His tenure as FBI director was checkered, and his judgement has been called into question on many issues. A review of his twelve years as Director of the FBI is not the stuff of Eliot Ness, but of a modern day politician threading his way in the Administrative State from President to President.
While he only took over weeks before the 9/11 attacks, he and the whole law enforcement and intelligence apparatus tried to hide or at least minimize the incredible intelligence failures of the government prior to the attacks.
Likewise, it was Mr. Mueller himself who finally testified before Congress that the FBI had known about the Chechen-American Tsarnaey brothers responsible for the Boston Marathon bombings even before the Russians alerted U.S. officials to the pair’s terrorist connections.
The FBI also knew that Army Major Nidal Hasan, who murdered thirteen members of the military at Fort Hood, Texas, was exchanging emails with known terrorists and making open threats and pro-terrorist statements. Again, the FBI failed to follow the facts in yet another colossal intelligence failure. Subsequently asked if the FBI had “dropped the ball” in the Nadal case, Mr. Mueller stunningly replied that, “No, I think, given the context of the discussions and the situation that the agents and the analysts were looking at, they took appropriate steps.”
Sadly, these are not the only examples. Nowhere is it evident that the FBI under either Director Mueller or Director Comey has learned how to connect dots. In fact, quite the opposite.
Director Mueller presided over the purging of nearly 900 pages of anti-terrorism training in 2012 from the FBI’s training material. Astonishingly, several of the nation’s largest Islamic organizations advising the FBI on the training were themselves unindicted co-conspirators in the famous 2008 Holy Land Foundation trial, which demonstrated that the Foundation was a charitable front group for the Muslim Brotherhood, organized to fund the Palestinian terrorist organization, Hamas. Equally shocking, several of these Islamic groups were also the subjects of extensive FBI field investigations and at times surveillance for their links to radicalism.

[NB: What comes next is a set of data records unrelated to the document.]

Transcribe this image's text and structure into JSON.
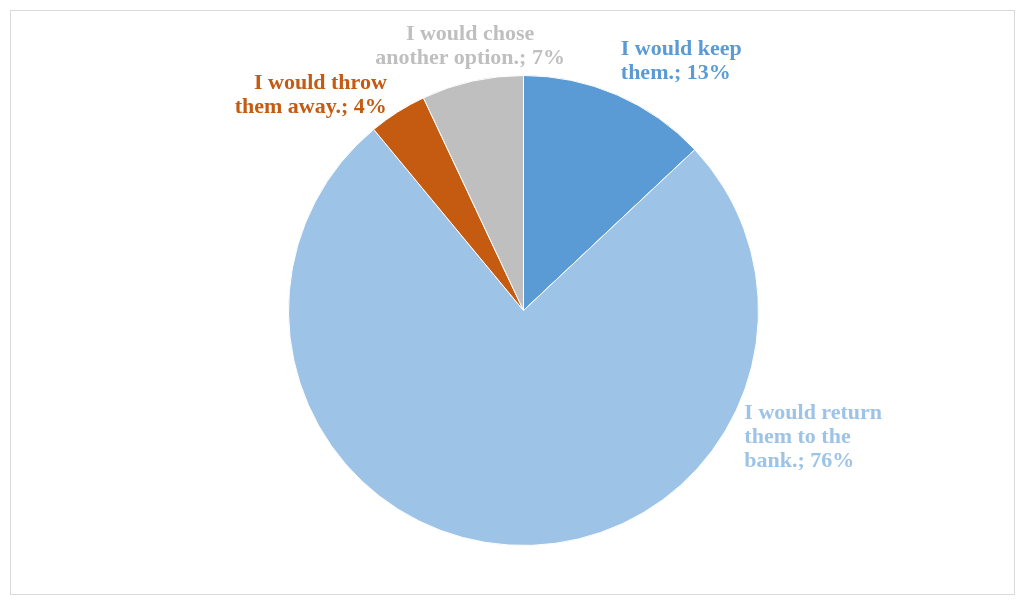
{
  "chart_data": {
    "type": "pie",
    "categories": [
      "I would keep them.",
      "I would return them to the bank.",
      "I would throw them away.",
      "I would chose another option."
    ],
    "values": [
      13,
      76,
      4,
      7
    ],
    "value_labels": [
      "13%",
      "76%",
      "4%",
      "7%"
    ],
    "colors": [
      "#5b9bd5",
      "#9dc3e6",
      "#c55a11",
      "#bfbfbf"
    ]
  }
}
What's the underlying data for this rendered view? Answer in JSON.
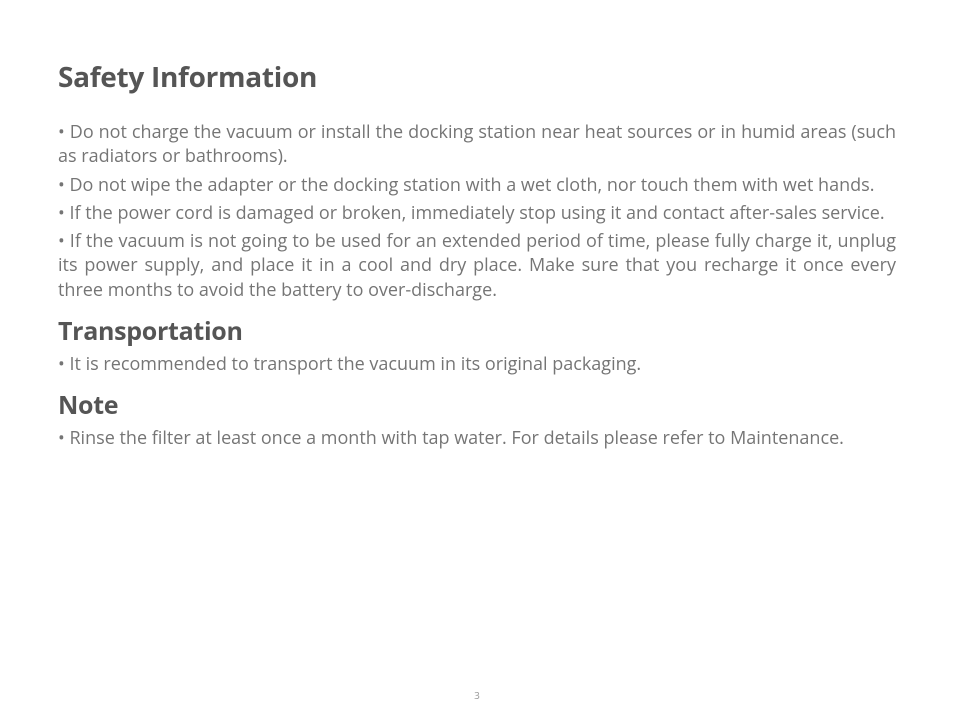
{
  "page": {
    "number": "3",
    "background_color": "#ffffff",
    "text_color": "#757575",
    "heading_color": "#555555",
    "font_family": "Open Sans"
  },
  "sections": {
    "main": {
      "title": "Safety Information",
      "title_fontsize": 28,
      "title_fontweight": 700,
      "bullets": [
        "• Do not charge the vacuum or install the docking station near heat sources or in humid areas (such as radiators or bathrooms).",
        "• Do not wipe the adapter or the docking station with a wet cloth, nor touch them with wet hands.",
        "• If the power cord is damaged or broken, immediately stop using it and contact after-sales service.",
        "• If the vacuum is not going to be used for an extended period of time, please fully charge it, unplug its power supply, and place it in a cool and dry place. Make sure that you recharge it  once every three months to avoid the battery to over-discharge."
      ]
    },
    "transportation": {
      "title": "Transportation",
      "title_fontsize": 25,
      "title_fontweight": 700,
      "bullets": [
        "• It is recommended to transport the vacuum in its original packaging."
      ]
    },
    "note": {
      "title": "Note",
      "title_fontsize": 25,
      "title_fontweight": 700,
      "bullets": [
        "• Rinse the filter at least once a month with tap water. For details please refer to Maintenance."
      ]
    }
  },
  "body_fontsize": 18,
  "body_lineheight": 1.35
}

These Brotherhood affiliated groups (primarily fundamentalist Wahhabi) were allowed to aggressively lobby and alternately threatened the FBI to allow their external review of the training methodology to be used for working within the Muslim community. Mr. Mueller supported a policy of calculated political appeasement that ignored the link between Islam and Islamic terrorism, and reduced the ability of the FBI to investigate potential radicals in the Muslim community.
Perhaps the worst wound taken by Director Muller against his judgement and management of the FBI involved the train wreck investigation of the anthrax letter attacks in 2001 that claimed five lives and terrorized Washington. It was such a fiasco and botched investigation, directly involving Mr. Muller with layers of political interference, that space doesn’t permit even a casual examination. Suffice it to report that one man’s life was ruined, even though he eventually won a $5 million settlement, and the actual murderer committed suicide seven years later, prior to being arrested after a very expensive, draining, bewildering and bumbling investigation that centered in the Directors office and filtered downward.

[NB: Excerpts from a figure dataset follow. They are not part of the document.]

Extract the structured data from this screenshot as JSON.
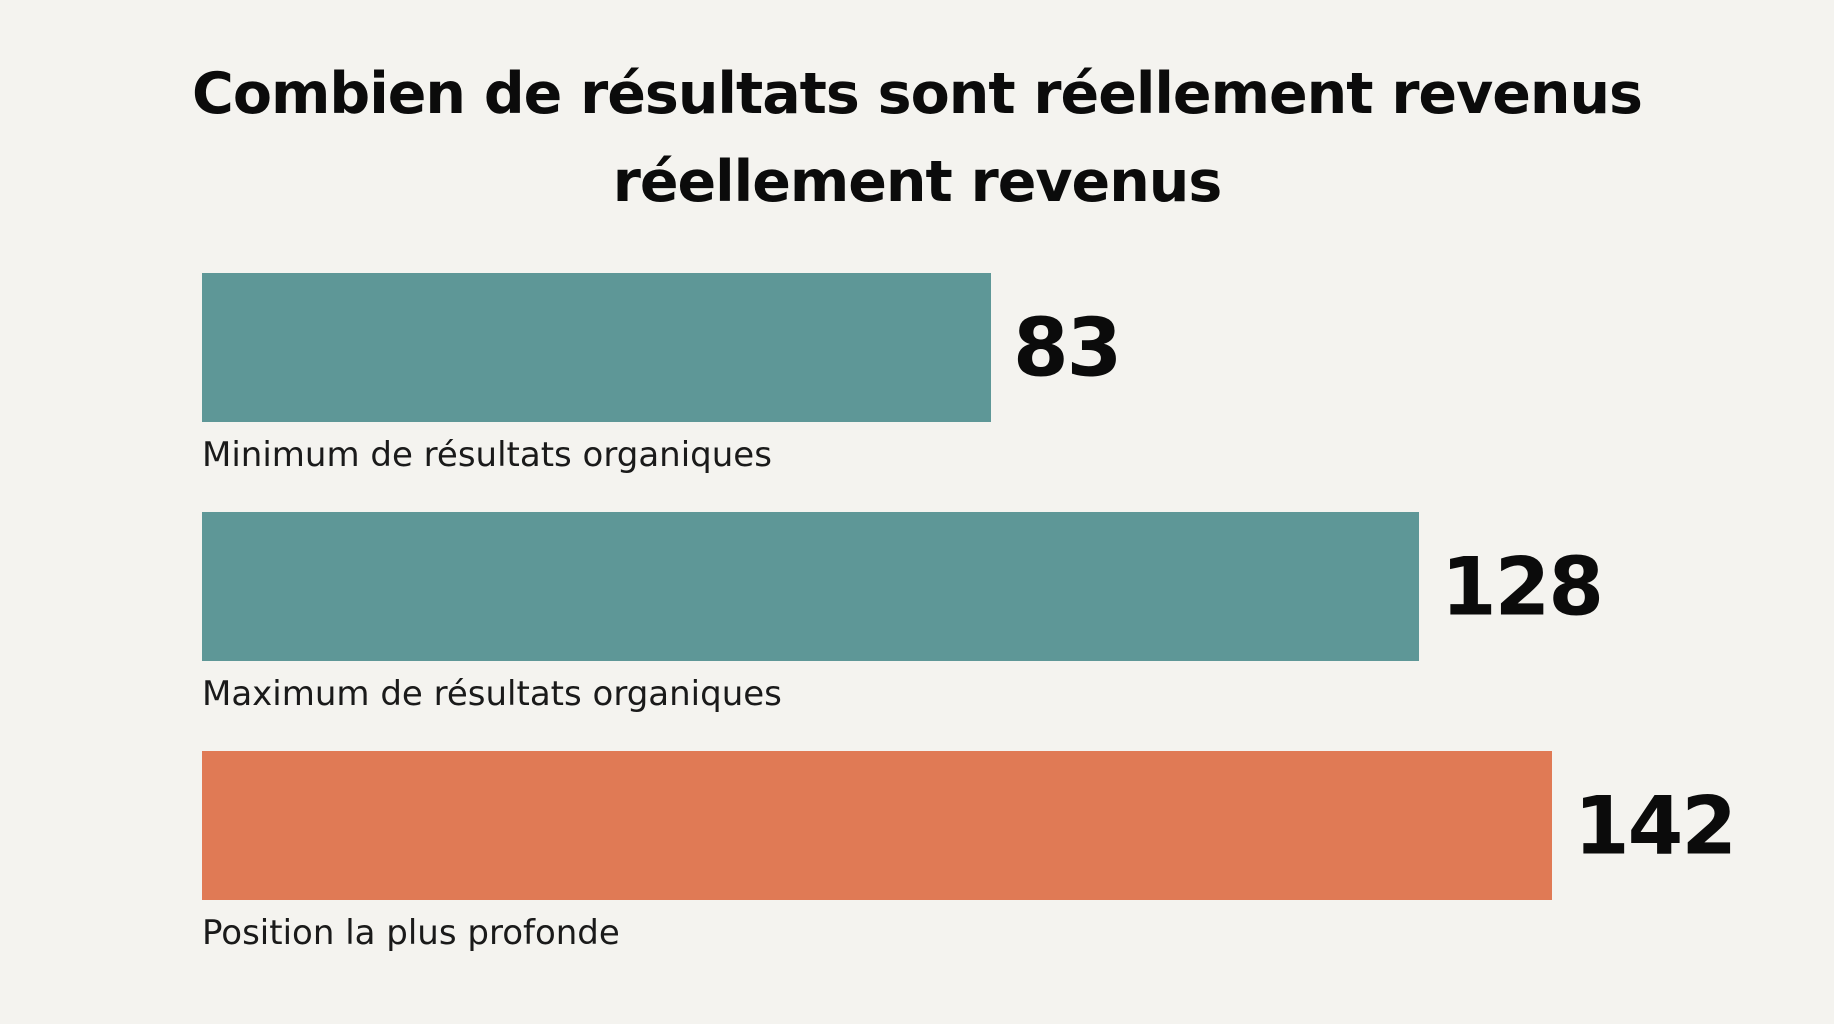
{
  "chart_data": {
    "type": "bar",
    "orientation": "horizontal",
    "title_lines": [
      "Combien de résultats sont réellement revenus",
      "réellement revenus"
    ],
    "categories": [
      "Minimum de résultats organiques",
      "Maximum de résultats organiques",
      "Position la plus profonde"
    ],
    "values": [
      83,
      128,
      142
    ],
    "colors": [
      "#5e9797",
      "#5e9797",
      "#e07a55"
    ],
    "xlim": [
      0,
      142
    ],
    "grid": false,
    "legend": "none"
  }
}
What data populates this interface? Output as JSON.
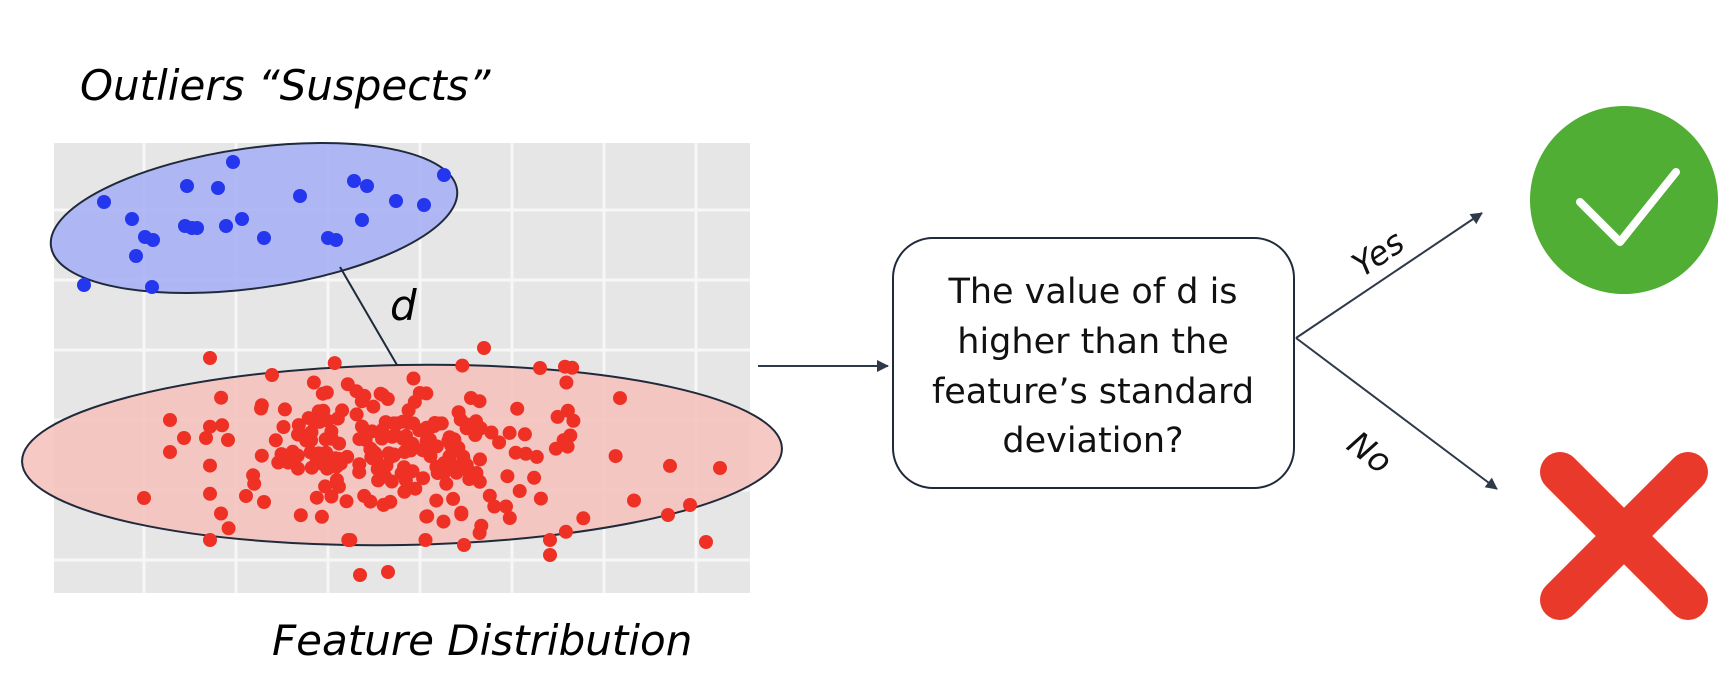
{
  "title_outliers": "Outliers “Suspects”",
  "title_feature": "Feature Distribution",
  "distance_label": "d",
  "question_lines": [
    "The value of d is",
    "higher than the",
    "feature’s standard",
    "deviation?"
  ],
  "yes_label": "Yes",
  "no_label": "No",
  "colors": {
    "plot_bg": "#e6e6e6",
    "grid": "#f7f7f7",
    "outlier_point": "#2436ee",
    "outlier_ellipse": "#a9b0f5",
    "feature_point": "#ee3124",
    "feature_ellipse": "#f5c0bb",
    "yes_circle": "#4fae33",
    "no_cross": "#e8392b",
    "arrow": "#2e3a4a"
  },
  "icons": {
    "yes": "check-circle-icon",
    "no": "cross-icon"
  }
}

The time has come for responsible Republican’s to act like the majority party and exert leadership – for a change. They need to shut this farce down before it consumes their own, and the nation’s agenda. A failed President Trump will doom them as well.

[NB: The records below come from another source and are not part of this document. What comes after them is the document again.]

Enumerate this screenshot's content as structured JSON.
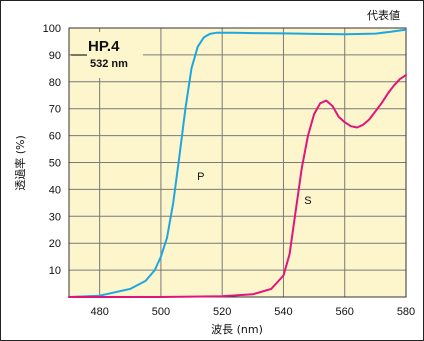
{
  "chart_data": {
    "type": "line",
    "corner_note": "代表値",
    "xlabel": "波長 (nm)",
    "ylabel": "透過率 (%)",
    "xlim": [
      470,
      580
    ],
    "ylim": [
      0,
      100
    ],
    "x_ticks": [
      480,
      500,
      520,
      540,
      560,
      580
    ],
    "y_ticks": [
      10,
      20,
      30,
      40,
      50,
      60,
      70,
      80,
      90,
      100
    ],
    "grid": true,
    "background_color": "#fdf5cc",
    "grid_color": "#7a7a7a",
    "legend": {
      "position": "top-left",
      "title": "HP.4",
      "subtitle": "532 nm"
    },
    "series": [
      {
        "name": "P",
        "color": "#1da7e0",
        "label_at": [
          513,
          45
        ],
        "x": [
          470,
          480,
          490,
          495,
          498,
          500,
          502,
          504,
          506,
          508,
          510,
          512,
          514,
          516,
          518,
          520,
          524,
          530,
          540,
          550,
          560,
          570,
          575,
          580
        ],
        "y": [
          0,
          0.5,
          3,
          6,
          10,
          15,
          22,
          35,
          52,
          70,
          85,
          93,
          96.5,
          97.8,
          98.2,
          98.2,
          98.2,
          98.1,
          98.0,
          97.8,
          97.7,
          97.9,
          98.6,
          99.4
        ]
      },
      {
        "name": "S",
        "color": "#e0157a",
        "label_at": [
          548,
          36
        ],
        "x": [
          470,
          500,
          520,
          530,
          536,
          540,
          542,
          544,
          546,
          548,
          550,
          552,
          554,
          556,
          558,
          560,
          562,
          564,
          566,
          568,
          570,
          572,
          574,
          576,
          578,
          580
        ],
        "y": [
          0,
          0,
          0.3,
          1,
          3,
          8,
          16,
          32,
          48,
          60,
          68,
          72,
          73,
          71,
          67,
          65,
          63.5,
          63,
          64,
          66,
          69,
          72,
          75.5,
          78.5,
          81,
          82.5
        ]
      }
    ]
  }
}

Republican leaders must insist that Mr. Rosenstein suspend the Special Counsel’s inquiry, or at the very least, tightly draw the boundaries of the investigation to relevant issues, if those even exist.
The Congress can also restrict the Special Counsel’s funding, and demand its accountability. This type of open-season hunt looking for an unspecified crime – amazingly not mounted in the last eight years when there was much graver charges that actually had substance – is bad politics and bad policy. The nation deserves better, there are really important things to accomplish. And President Trump deserves better.